Similarly, instead of saying, "He gave a bouquet of roses to her," we can replace bouquet, along with its modifying phrase (of roses) and indefinite article (a), and say, "He gave it to her."

There are seven categories of pronouns:

  • A personal pronoun is used in place of beings and objects. It denotes person, number, and (sometimes) gender. They include subjects (I, you, he, she, we, they, it); objects (me, you, him, her, us, them, and possessive pronouns (my, mine, your, yours, his, her, hers, its, our, ours, their, theirs).

  • A reflexive pronoun is a pronoun that refers to itself. It is formed by combining a personal pronoun (my, your, him, her, them, it, our) with self or selves. The result is (myself, yourself, yourselves, himself, herself, themselves, itself, ourselves). Reflexive pronouns are used to refer to the subject (He voted for himself) or for emphasis (They are newcomers themselves).

  • A demonstrative pronoun (this, that, these, those) points out something. It functions as adjective (Who was that masked man?) or by a noun (Stop that!).

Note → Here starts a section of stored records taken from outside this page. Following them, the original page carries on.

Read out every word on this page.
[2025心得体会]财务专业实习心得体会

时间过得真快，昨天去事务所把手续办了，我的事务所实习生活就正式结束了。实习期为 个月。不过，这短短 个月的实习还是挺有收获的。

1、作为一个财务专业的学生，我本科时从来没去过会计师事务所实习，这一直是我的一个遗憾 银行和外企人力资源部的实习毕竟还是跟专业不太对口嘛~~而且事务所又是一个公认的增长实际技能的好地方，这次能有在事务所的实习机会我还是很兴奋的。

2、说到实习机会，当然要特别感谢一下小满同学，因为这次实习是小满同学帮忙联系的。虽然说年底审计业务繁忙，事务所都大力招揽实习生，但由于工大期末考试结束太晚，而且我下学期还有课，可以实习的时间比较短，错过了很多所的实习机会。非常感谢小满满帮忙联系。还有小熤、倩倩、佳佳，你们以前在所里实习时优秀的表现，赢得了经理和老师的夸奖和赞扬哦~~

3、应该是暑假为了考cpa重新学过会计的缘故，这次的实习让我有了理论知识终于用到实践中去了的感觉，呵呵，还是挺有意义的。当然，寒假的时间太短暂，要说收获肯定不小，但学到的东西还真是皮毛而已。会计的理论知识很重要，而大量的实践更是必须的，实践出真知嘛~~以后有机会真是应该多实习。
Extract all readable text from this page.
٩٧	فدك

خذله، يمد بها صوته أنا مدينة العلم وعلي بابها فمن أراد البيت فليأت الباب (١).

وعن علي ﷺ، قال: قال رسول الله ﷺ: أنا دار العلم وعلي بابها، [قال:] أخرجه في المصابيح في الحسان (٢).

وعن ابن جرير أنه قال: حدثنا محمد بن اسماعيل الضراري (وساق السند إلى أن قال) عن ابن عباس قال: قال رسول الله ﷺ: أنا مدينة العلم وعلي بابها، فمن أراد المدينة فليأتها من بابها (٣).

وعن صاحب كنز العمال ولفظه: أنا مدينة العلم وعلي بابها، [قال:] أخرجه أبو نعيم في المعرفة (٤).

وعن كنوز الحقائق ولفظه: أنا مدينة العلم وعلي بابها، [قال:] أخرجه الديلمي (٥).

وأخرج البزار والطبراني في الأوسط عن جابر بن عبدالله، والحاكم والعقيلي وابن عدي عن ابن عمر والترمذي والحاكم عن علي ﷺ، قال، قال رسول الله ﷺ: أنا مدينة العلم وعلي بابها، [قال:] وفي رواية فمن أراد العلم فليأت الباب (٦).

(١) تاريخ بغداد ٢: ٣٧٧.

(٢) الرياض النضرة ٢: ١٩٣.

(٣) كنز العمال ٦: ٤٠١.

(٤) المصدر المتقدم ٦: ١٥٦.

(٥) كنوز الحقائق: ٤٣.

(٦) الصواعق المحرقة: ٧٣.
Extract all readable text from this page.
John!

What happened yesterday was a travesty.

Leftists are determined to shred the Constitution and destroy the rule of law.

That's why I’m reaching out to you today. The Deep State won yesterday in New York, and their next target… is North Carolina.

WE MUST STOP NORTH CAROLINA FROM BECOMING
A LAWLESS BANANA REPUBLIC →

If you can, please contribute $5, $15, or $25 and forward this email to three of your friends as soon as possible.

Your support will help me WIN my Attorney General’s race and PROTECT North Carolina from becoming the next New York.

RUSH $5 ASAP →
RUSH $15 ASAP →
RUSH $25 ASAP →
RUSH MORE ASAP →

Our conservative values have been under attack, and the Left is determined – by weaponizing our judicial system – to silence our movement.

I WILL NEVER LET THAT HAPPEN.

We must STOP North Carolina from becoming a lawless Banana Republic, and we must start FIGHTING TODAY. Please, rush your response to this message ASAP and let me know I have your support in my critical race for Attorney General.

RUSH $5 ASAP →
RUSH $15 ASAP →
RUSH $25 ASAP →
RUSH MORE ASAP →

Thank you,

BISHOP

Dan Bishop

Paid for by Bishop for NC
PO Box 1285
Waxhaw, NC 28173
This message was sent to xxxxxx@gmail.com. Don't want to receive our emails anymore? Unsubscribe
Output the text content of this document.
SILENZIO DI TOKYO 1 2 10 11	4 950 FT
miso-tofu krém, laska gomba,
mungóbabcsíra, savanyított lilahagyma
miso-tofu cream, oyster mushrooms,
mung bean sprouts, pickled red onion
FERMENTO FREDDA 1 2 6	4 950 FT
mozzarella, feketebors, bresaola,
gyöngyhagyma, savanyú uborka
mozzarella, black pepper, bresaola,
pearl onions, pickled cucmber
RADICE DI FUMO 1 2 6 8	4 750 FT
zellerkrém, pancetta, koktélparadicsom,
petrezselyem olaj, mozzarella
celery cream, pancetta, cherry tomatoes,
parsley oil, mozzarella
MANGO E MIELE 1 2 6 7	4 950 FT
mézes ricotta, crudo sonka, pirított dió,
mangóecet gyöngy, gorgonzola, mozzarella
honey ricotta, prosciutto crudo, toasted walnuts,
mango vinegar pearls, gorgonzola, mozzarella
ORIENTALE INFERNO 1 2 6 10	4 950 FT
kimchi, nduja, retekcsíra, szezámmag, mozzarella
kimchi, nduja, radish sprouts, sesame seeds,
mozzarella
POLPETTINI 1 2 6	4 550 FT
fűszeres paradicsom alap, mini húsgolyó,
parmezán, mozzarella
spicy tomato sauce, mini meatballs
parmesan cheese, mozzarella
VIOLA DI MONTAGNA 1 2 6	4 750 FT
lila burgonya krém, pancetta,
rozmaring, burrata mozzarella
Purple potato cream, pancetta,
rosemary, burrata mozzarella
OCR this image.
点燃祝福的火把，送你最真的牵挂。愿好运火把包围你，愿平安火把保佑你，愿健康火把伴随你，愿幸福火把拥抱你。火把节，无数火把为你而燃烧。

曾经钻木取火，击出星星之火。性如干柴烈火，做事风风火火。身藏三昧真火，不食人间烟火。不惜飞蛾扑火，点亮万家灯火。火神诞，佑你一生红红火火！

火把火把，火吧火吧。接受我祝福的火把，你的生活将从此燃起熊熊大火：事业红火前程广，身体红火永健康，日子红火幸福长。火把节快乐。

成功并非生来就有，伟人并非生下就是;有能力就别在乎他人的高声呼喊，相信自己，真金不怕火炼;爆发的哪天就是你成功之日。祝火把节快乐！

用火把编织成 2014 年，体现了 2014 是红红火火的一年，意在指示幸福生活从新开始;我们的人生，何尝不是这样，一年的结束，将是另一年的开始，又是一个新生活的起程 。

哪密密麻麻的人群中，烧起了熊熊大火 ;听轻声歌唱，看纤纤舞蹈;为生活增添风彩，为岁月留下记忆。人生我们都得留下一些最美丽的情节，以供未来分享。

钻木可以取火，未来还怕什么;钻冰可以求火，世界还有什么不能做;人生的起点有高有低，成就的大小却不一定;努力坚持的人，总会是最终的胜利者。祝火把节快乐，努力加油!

  • An indefinite pronoun refers to an unidentified person(s) or thing(s) (e.g Someone must pay for this.). This group of pronouns includes any, anyone, anybody, anything, all, each, every, everybody, everyone, everything, few, both, many, much, no one, nobody, none, one, other, somebody, someone, something. Ma., ny also serve as adjectives.

  • An interrogative pronoun is used when asking a question (who, whom, whose, which, what). It may be used by itself (e.g., What did I hear?) or combined with the suffix -ever (e.g., Whom do you suggest?)

  • A relative pronoun is a pronoun that introduces a subordinate clause (e.g., This is the cat, which caught the bird in our backyard). The relative pronouns are who, whoever, whom, whomever, whose, what, whatever, which, whichever, that.

  • A reciprocal pronoun. There are two - each other and one another.